The answers to these questions may influence the reconciliation process and how it is best achieved.
Algorithm
- Begin by taking a snapshot (a read-only copy) of the origin datasource, so that you can confirm that you have processed all of the items that it contained when you are finished.
- For each item in the snapshot:
- Extract the information required to search for the item in the destination datasource.
- Search for the item in the destination.
- Does the item exist?
- Yes
- Add a cross-reference from this item to the destination item.
- Check for any metadata on the destination item that appears to be more up-to-date and/or accurate than this item, and where it seems safe and correct to do so, update this item with that higher-quality information.
- Does the destination item have an existing cross-reference back to this item?
- Yes
- Is the cross-reference to this item?
- Yes
- Success: continue
- No
- Potential conflict.
- Yes
- Is the cross-reference to this item?
- No
- Provide a suggestion to the destination datasource to add the missing cross-reference.
- Yes
- No
- Provide a suggestion to the destination datasource to add the missing item.
- Yes
The most difficult scenario here is when a destination item already exists but refers to a different item in the origin dataset.
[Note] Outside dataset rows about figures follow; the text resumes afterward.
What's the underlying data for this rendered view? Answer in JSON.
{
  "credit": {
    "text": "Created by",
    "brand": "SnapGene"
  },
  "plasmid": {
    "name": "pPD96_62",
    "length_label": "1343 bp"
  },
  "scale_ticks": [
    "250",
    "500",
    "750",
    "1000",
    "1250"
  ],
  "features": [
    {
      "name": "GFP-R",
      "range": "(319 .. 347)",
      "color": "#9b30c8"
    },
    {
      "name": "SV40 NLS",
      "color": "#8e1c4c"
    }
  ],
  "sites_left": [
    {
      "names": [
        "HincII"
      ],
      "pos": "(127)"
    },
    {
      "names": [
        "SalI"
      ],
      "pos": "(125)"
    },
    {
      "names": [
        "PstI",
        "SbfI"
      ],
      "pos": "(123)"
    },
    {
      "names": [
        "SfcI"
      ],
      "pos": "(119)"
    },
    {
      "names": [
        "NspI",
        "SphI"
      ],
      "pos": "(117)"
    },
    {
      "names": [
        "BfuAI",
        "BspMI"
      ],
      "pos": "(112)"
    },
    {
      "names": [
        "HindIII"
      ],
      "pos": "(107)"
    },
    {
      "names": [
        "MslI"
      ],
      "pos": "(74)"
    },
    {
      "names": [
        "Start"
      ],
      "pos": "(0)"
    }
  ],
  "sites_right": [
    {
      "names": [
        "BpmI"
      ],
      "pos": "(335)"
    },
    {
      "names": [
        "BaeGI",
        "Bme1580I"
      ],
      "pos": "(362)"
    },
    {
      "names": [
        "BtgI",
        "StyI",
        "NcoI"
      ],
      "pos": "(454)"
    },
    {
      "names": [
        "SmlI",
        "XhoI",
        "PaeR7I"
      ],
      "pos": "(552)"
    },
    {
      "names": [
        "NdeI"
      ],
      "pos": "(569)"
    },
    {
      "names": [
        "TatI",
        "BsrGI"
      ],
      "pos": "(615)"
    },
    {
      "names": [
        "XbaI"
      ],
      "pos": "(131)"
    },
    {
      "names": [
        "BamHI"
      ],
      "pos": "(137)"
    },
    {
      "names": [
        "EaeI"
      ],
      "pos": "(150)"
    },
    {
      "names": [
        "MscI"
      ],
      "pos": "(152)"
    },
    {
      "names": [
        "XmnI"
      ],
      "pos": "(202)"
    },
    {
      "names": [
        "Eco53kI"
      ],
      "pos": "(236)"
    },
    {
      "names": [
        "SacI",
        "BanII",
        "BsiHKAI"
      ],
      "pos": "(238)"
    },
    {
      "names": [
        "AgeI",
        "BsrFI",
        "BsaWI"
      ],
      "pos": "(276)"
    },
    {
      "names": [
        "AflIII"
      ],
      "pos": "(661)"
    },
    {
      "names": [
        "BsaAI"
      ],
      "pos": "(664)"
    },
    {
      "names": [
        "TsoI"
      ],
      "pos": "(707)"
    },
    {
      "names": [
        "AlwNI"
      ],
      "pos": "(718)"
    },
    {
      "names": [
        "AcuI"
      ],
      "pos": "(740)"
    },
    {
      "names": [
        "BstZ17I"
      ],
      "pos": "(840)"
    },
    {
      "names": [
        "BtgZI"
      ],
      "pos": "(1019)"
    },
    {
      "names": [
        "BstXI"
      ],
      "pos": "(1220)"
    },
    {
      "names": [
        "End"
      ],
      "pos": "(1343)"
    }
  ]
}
This often indicates some kind of difference in representation of ingredients, or a different hierarchical ordering of those ingredients. It's difficult to proscribe an algorithm to resolve this automatically: some amount of common sense, investigation, research and question-asking are usually required to figure out a good solution. If in doubt, write down a note about the ambiguity, and after you have finished working through all of the origin items, take a look at the notes collected. There may be a pattern, and if so that may help to ask better questions about how to resolve the inter-datasource ambiguity more comprehensively. Answers are not guaranteed: in some cases, further discussion, and potentially evolution of the relevant schemas, may be required.